Community analysis of redbay (Persea borbonia) and swampbay (P. palustris) ecosystems
Redbay and swampbay are evergreen broadleaf tree species in the Lauraceae native to the southeastern United States. Their taxonomic status has been debated with some authors placing both species in one largely defined “redbay”. Since 2003 extensive mortality has occurred in both species due to Laurel Wilt Disease (LWD), a fungal infection spread by a non-native ambrosia beetle. Little has been published on the ecology of these species, and with their recent mortality and uncertain future due to LWD, it is important to document the characteristics of their communities. Our objectives were to (1) determine if redbay and swampbay are associated with different communities, (2) identify distinct communities where these species occur, and (3) determine if any communities have higher importance of redbay/swampbay and are therefore at higher risk. We analyzed data collected by the Carolina Vegetation Survey between 1998 and 2012 to describe stand characteristics of redbay and swampbay communities in the Carolinas. To test for differences in bay communities, we ran a Multi-Response Permutation Procedure. We used cluster analyses, species indicator analyses, and ordination to group 452 plots into distinct communities. We then tested for differences in importance among communities using the Kruskal-Wallis test.

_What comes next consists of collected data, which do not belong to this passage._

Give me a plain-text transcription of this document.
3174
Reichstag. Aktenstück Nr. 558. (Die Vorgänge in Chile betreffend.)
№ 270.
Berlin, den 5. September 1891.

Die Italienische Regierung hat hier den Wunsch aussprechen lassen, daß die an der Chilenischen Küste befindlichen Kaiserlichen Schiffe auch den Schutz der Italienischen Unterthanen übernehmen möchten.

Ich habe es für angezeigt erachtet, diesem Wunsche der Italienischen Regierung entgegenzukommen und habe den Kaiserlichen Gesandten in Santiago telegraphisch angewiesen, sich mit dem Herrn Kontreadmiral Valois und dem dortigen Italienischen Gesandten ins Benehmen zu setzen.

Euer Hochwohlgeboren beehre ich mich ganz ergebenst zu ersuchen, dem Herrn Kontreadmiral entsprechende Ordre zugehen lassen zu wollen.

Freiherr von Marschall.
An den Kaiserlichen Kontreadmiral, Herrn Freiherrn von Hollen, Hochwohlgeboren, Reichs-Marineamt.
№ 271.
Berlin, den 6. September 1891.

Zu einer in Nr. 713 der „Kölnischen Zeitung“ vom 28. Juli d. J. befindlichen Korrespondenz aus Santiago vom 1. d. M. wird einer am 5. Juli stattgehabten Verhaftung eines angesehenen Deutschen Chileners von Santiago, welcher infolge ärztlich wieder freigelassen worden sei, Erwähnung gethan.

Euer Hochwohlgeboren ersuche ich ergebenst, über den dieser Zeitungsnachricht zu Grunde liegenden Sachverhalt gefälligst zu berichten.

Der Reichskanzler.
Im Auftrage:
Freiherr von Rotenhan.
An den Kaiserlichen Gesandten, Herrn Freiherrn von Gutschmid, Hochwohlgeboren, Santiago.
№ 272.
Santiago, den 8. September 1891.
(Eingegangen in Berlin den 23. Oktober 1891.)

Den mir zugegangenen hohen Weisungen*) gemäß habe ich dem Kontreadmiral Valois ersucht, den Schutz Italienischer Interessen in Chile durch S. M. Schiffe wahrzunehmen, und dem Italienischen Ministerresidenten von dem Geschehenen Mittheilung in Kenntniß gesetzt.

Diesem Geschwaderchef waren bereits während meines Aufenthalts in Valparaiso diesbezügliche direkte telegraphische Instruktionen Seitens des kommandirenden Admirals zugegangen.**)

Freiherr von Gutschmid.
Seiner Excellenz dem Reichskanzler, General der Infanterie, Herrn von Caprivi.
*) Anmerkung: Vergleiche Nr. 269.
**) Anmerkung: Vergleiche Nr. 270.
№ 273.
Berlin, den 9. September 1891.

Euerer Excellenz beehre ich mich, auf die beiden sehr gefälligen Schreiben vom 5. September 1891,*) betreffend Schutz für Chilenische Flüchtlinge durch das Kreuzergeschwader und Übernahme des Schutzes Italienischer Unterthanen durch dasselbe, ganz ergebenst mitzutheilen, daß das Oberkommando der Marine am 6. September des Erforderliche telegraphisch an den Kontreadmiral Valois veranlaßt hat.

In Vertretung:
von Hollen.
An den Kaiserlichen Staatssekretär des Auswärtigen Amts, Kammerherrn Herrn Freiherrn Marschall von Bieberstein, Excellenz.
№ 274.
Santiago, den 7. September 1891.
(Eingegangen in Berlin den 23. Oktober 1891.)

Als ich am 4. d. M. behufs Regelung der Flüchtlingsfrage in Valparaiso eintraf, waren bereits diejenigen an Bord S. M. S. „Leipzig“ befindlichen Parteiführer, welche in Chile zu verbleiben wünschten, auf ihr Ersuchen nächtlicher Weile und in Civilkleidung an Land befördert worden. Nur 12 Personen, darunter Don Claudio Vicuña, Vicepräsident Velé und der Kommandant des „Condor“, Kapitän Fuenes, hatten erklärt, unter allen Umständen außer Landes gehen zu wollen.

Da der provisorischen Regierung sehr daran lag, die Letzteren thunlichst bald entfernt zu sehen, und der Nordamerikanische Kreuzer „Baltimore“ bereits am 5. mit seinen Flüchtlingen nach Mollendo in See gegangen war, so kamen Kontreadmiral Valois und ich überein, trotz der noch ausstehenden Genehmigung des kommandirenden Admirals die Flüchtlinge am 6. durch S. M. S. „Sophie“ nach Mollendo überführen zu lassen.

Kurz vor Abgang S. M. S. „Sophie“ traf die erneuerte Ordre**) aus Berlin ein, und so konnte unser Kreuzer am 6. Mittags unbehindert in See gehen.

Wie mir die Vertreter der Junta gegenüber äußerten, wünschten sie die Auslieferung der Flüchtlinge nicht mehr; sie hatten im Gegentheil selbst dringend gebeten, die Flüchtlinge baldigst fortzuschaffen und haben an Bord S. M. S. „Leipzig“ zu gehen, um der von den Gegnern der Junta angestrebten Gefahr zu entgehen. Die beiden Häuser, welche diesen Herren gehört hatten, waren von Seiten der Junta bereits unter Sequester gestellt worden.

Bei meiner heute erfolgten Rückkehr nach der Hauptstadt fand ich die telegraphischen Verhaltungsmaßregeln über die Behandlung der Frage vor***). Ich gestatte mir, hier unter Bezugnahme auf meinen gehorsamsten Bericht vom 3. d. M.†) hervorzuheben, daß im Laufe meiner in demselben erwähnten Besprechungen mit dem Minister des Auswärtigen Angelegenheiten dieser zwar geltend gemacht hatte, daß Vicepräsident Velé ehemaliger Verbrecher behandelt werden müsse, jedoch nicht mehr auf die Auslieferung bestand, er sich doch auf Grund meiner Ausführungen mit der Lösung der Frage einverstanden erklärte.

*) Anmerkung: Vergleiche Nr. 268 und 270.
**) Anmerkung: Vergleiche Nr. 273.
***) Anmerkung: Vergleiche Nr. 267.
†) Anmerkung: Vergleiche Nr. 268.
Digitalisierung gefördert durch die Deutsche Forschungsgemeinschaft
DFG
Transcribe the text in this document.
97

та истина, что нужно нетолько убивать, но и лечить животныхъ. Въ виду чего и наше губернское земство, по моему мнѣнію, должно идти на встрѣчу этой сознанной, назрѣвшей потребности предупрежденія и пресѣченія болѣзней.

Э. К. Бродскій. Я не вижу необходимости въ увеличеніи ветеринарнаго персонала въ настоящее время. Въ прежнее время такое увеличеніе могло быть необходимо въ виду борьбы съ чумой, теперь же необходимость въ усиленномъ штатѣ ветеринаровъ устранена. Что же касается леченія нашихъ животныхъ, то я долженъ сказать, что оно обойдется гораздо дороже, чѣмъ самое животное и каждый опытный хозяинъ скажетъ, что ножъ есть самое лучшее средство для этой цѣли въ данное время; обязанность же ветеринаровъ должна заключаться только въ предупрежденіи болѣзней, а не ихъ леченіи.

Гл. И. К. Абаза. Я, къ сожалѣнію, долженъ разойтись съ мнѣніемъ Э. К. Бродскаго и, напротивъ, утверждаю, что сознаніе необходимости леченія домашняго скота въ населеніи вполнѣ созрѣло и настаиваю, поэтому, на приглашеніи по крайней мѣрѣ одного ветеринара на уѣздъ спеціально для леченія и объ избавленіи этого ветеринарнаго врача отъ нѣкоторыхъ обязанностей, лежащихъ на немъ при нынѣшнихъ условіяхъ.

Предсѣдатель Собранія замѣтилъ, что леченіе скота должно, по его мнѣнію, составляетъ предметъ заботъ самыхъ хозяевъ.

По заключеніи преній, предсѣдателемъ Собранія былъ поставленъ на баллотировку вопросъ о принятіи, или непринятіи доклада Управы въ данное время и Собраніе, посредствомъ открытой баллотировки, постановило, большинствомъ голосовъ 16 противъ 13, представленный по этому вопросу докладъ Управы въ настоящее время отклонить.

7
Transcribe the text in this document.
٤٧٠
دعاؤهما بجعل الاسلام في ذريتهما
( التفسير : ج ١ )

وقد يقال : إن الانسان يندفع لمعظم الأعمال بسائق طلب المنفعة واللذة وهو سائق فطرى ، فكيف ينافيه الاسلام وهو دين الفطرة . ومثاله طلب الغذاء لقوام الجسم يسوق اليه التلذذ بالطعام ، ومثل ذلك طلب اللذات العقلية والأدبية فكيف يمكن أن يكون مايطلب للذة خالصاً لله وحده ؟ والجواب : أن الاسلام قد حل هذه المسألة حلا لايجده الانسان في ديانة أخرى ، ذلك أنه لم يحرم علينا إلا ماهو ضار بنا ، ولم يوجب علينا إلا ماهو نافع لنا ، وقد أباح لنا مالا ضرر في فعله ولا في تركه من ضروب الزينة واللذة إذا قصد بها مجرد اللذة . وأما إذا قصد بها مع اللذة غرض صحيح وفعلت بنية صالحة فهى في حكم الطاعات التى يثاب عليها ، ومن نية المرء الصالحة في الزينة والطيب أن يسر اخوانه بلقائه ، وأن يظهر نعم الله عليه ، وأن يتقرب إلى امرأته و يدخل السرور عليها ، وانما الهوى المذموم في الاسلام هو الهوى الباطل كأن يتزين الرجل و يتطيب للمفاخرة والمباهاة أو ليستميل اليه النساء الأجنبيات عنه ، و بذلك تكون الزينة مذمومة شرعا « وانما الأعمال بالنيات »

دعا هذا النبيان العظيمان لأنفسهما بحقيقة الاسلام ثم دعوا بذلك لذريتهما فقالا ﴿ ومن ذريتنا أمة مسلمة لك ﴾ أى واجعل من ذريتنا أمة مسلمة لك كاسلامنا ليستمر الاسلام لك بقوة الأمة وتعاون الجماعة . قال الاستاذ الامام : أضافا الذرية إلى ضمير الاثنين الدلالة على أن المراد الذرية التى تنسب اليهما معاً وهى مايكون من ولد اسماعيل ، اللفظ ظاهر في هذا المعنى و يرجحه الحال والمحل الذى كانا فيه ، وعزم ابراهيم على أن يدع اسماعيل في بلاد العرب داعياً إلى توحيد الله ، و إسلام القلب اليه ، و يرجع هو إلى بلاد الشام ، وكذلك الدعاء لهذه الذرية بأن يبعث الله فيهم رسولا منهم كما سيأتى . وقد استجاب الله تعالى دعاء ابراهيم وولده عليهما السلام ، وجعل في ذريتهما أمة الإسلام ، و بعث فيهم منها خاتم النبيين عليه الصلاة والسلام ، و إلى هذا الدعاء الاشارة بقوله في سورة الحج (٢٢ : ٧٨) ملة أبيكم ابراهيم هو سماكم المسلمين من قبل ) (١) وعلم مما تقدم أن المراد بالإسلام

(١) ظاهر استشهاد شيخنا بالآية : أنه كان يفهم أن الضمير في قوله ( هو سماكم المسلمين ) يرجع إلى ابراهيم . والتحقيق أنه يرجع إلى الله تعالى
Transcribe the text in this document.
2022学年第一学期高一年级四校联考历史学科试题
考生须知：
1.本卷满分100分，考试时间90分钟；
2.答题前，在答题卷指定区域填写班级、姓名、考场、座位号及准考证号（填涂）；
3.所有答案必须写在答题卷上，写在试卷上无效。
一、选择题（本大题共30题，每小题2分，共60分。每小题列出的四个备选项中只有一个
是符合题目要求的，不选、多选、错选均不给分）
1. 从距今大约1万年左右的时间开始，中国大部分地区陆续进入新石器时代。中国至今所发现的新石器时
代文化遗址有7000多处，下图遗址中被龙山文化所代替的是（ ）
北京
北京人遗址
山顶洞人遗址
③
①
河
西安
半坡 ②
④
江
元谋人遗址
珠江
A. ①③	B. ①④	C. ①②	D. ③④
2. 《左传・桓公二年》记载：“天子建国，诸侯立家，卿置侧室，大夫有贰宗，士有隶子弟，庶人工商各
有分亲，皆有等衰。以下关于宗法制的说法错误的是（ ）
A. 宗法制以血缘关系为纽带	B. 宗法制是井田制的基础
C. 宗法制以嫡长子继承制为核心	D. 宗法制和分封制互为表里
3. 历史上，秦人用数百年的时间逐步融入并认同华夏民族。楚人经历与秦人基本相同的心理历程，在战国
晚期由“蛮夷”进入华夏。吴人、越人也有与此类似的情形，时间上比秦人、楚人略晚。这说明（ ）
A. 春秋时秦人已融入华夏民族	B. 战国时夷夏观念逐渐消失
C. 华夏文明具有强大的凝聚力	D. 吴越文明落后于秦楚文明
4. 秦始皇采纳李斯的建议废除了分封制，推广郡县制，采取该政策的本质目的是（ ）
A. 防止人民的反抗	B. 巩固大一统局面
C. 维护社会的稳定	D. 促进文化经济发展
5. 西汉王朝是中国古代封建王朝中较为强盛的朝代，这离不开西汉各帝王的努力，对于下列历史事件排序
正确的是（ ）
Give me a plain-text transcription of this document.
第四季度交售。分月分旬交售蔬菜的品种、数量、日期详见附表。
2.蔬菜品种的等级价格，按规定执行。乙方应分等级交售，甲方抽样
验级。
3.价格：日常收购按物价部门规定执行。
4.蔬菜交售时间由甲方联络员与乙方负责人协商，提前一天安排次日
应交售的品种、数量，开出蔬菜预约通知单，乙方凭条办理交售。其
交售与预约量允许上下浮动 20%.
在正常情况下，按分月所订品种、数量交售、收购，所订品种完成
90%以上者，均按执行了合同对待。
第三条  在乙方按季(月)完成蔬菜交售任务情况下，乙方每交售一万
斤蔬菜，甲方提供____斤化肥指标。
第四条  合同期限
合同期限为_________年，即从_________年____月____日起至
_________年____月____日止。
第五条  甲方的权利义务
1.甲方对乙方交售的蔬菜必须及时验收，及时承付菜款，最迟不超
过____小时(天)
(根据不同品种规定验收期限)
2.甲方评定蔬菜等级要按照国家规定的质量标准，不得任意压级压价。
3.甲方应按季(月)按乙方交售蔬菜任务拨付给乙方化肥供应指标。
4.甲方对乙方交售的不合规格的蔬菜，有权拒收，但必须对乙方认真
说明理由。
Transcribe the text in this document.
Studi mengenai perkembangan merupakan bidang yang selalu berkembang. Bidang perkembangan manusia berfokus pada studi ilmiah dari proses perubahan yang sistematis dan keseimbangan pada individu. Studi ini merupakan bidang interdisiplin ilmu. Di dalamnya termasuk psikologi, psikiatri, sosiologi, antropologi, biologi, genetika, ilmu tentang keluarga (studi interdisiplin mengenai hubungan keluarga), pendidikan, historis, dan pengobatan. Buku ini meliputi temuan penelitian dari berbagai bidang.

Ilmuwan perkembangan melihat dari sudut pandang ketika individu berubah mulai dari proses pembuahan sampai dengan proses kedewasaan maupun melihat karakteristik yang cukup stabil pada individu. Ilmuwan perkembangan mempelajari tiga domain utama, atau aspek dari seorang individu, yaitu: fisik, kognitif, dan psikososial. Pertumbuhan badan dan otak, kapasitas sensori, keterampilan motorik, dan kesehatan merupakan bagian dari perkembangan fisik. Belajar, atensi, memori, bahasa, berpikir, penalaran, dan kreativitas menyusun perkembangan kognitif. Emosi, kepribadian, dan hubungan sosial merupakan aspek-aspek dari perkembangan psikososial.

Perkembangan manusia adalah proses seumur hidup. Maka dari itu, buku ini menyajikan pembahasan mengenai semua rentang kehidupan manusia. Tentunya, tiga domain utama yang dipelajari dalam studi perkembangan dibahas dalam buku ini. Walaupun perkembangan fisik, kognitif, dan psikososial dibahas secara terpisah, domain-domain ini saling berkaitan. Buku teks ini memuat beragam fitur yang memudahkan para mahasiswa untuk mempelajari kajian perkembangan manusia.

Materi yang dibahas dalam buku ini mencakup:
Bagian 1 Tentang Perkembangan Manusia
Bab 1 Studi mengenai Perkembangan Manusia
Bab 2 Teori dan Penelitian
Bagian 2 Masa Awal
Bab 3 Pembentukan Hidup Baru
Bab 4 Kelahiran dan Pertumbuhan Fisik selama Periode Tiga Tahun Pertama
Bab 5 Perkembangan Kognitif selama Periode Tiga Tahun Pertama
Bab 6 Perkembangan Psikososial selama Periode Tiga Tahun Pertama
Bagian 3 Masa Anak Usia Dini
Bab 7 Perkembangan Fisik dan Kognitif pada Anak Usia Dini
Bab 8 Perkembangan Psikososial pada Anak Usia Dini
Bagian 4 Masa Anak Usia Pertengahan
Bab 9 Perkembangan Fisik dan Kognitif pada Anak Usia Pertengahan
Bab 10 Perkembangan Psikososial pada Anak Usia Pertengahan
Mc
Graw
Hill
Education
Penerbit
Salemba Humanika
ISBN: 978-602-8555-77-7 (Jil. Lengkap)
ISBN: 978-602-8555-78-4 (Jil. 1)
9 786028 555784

Redbay and swampbay communities were significantly different in species composition. Redbay was almost exclusively limited to maritime coastal forests, whereas swampbay had a larger geographical range. We identified seven unique vegetation groups: (1) maritime forest; (2) deciduous hardwood forest; (3) baldcypress/water tupelo swamp; (4) mixed hardwood swamp; (5) longleaf pine woodland; (6) sweetbay/loblolly bay/pond pine forest; and (7) pond cypress/holly depression. Redbay/swampbay had the highest importance and basal area in the mixed hardwood swamp group, while they had the lowest importance/basal area in longleaf pine woodlands. Due to its limited geographical range, redbay has a higher risk of being extirpated by LWD than swampbay.